Sunday, August 27, 2006

Good News / Bad News

I awoke this morning to the good news that Steve Centanni and Olaf Wiig, the two kidnapped American journalists had been freed, were unharmed, and preparing to return home.

Always one to find the ant at the picnic, I am troubled by one aspect of there captivity. It is contained in two terse, disjunct paragraphs in the New York Times coverage:
Earlier today, their captors delivered a video showing the two men in long Arab robes reading lines from the Koran to indicate their conversion.

Mr. Centanni said the men were forced to make videotapes decrying American policies and converting to Islam. “There were times I thought I’m dead, but now I’m not,” he said.
I am not an expert on Islam, but as I understand it, forced conversions are valid conversions. From such a viewpoint, I ask three questions:

1) Are the conversions of Mr. Centanni and Mr. Wiig considered "valid" by CAIR and other moderate Muslim groups in the United States?

2) If these conversions are invalid, will we hear condemnations of the conversions by the leading voices of moderate Islam in America, Europe, and even in the Middle East?

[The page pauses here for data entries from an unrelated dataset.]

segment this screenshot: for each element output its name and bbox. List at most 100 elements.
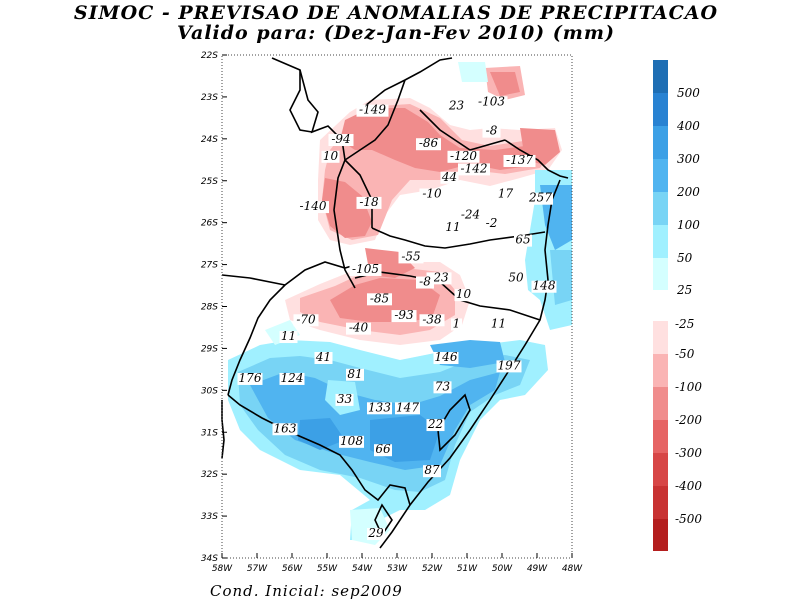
value-label: 197 <box>496 358 522 373</box>
value-label-bg <box>335 393 354 406</box>
lon-tick-label: 56W <box>282 564 303 574</box>
value-label-bg <box>346 322 371 335</box>
value-label-bg <box>321 150 340 163</box>
lon-tick-label: 52W <box>422 564 443 574</box>
value-label-bg <box>426 419 445 432</box>
legend-swatch-positive <box>653 159 668 192</box>
value-label-bg <box>444 222 462 235</box>
value-label: 65 <box>514 233 532 247</box>
value-label-text: -137 <box>506 153 533 167</box>
value-label: -70 <box>293 312 319 327</box>
legend-label-negative: -50 <box>675 347 695 361</box>
value-label: 11 <box>489 316 508 331</box>
longitude-ticks: 58W 57W 56W 55W 54W 53W 52W 51W 50W 49W 48W <box>212 553 583 574</box>
value-label: -94 <box>328 132 354 147</box>
value-label-text: -94 <box>331 132 350 146</box>
value-label-text: 148 <box>533 279 556 293</box>
value-label-text: 11 <box>445 220 460 234</box>
value-label-text: -93 <box>394 308 414 322</box>
value-label-bg <box>237 372 263 385</box>
map-frame <box>221 54 573 559</box>
value-label-text: -55 <box>401 249 420 263</box>
value-label-text: 44 <box>441 170 457 184</box>
lat-tick-label: 26S <box>201 219 218 229</box>
anomaly-cell <box>322 178 372 238</box>
value-label: -2 <box>482 216 501 230</box>
value-label-bg <box>507 272 525 285</box>
argentina-north <box>221 274 286 286</box>
lon-tick-label: 54W <box>352 564 373 574</box>
value-label-bg <box>528 192 553 205</box>
coast-north <box>504 139 569 179</box>
value-label-bg <box>391 310 417 323</box>
value-label-bg <box>272 423 298 436</box>
value-label-bg <box>367 293 392 306</box>
value-label-text: -105 <box>352 262 379 276</box>
uruguay-border <box>227 394 411 506</box>
lagoa-dos-patos <box>437 393 471 452</box>
value-label: 29 <box>367 526 385 541</box>
value-label: 87 <box>423 463 441 478</box>
value-label-bg <box>447 100 466 113</box>
value-label-bg <box>279 331 298 344</box>
sp-interior <box>344 79 406 161</box>
lat-tick-label: 27S <box>201 261 218 271</box>
legend-label-positive: 200 <box>676 185 700 199</box>
value-label-bg <box>279 372 305 385</box>
value-label-text: 41 <box>315 350 331 364</box>
state-borders <box>221 57 569 549</box>
value-label-bg <box>398 251 424 264</box>
value-label-bg <box>356 196 382 209</box>
value-label-text: 163 <box>274 421 297 435</box>
legend-swatch-positive <box>653 258 668 290</box>
value-label: 146 <box>433 350 459 364</box>
value-labels: -149 23 -103 -8 -94 10 -86 -120 -137 -142 44 -10 17 2… <box>237 94 557 541</box>
value-label-bg <box>514 234 532 247</box>
value-label-bg <box>451 318 462 331</box>
legend-label-positive: 25 <box>676 283 692 297</box>
lon-tick-label: 48W <box>562 564 583 574</box>
value-label-bg <box>423 465 441 478</box>
legend-swatch-negative <box>653 387 668 420</box>
legend-swatch-negative <box>653 354 668 387</box>
value-label-bg <box>447 150 480 163</box>
legend-swatch-negative <box>653 453 668 486</box>
value-label-bg <box>482 217 501 230</box>
value-label: 10 <box>321 149 340 163</box>
value-label-bg <box>367 528 385 541</box>
value-label: 147 <box>395 400 420 415</box>
value-label-text: 81 <box>347 367 362 381</box>
value-label: -40 <box>346 321 371 335</box>
value-label-bg <box>475 96 508 109</box>
value-label-bg <box>367 402 392 415</box>
pr-internal <box>419 109 506 151</box>
value-label: -8 <box>482 124 501 138</box>
value-label-bg <box>489 318 508 331</box>
value-label-bg <box>374 444 392 457</box>
value-label-bg <box>293 314 319 327</box>
legend-label-negative: -100 <box>675 380 702 394</box>
value-label-bg <box>349 263 382 276</box>
value-label-bg <box>416 276 434 289</box>
value-label: 133 <box>367 400 392 415</box>
value-label: 17 <box>496 187 515 201</box>
legend-label-negative: -200 <box>675 413 702 427</box>
value-label-text: 17 <box>498 187 514 201</box>
value-label-text: -142 <box>461 161 488 175</box>
value-label-bg <box>496 360 522 373</box>
value-label: -8 <box>416 275 434 289</box>
legend-label-negative: -25 <box>675 317 694 331</box>
value-label: -137 <box>503 153 536 167</box>
value-label-text: 257 <box>528 191 552 205</box>
argentina-border <box>227 261 356 396</box>
lon-tick-label: 51W <box>457 564 478 574</box>
anomaly-cell <box>458 62 488 82</box>
legend-swatch-positive <box>653 225 668 258</box>
value-label: -85 <box>367 291 392 306</box>
value-label-bg <box>339 435 364 448</box>
value-label-text: -2 <box>486 216 498 230</box>
value-label-text: -8 <box>419 275 431 289</box>
lat-tick-label: 23S <box>201 93 218 103</box>
value-label-text: -120 <box>450 149 477 163</box>
value-label: 124 <box>279 371 305 385</box>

3) It has been shown that the imams in even "moderate" states such as Turkey and Egypt consider conversion away from Islam an offence punishable by death under sharia law. If Mr. Centanni and Mr. Wiig renounce their conversions as invalid under duress, do they fall under that death sentence?

CAIR and other Islamic organizations have claimed to be voices of moderation. Now they can show that moderation by rejecting the practice of forced conversions and refusing to sanction sharia death penalty for conversion away from Islam.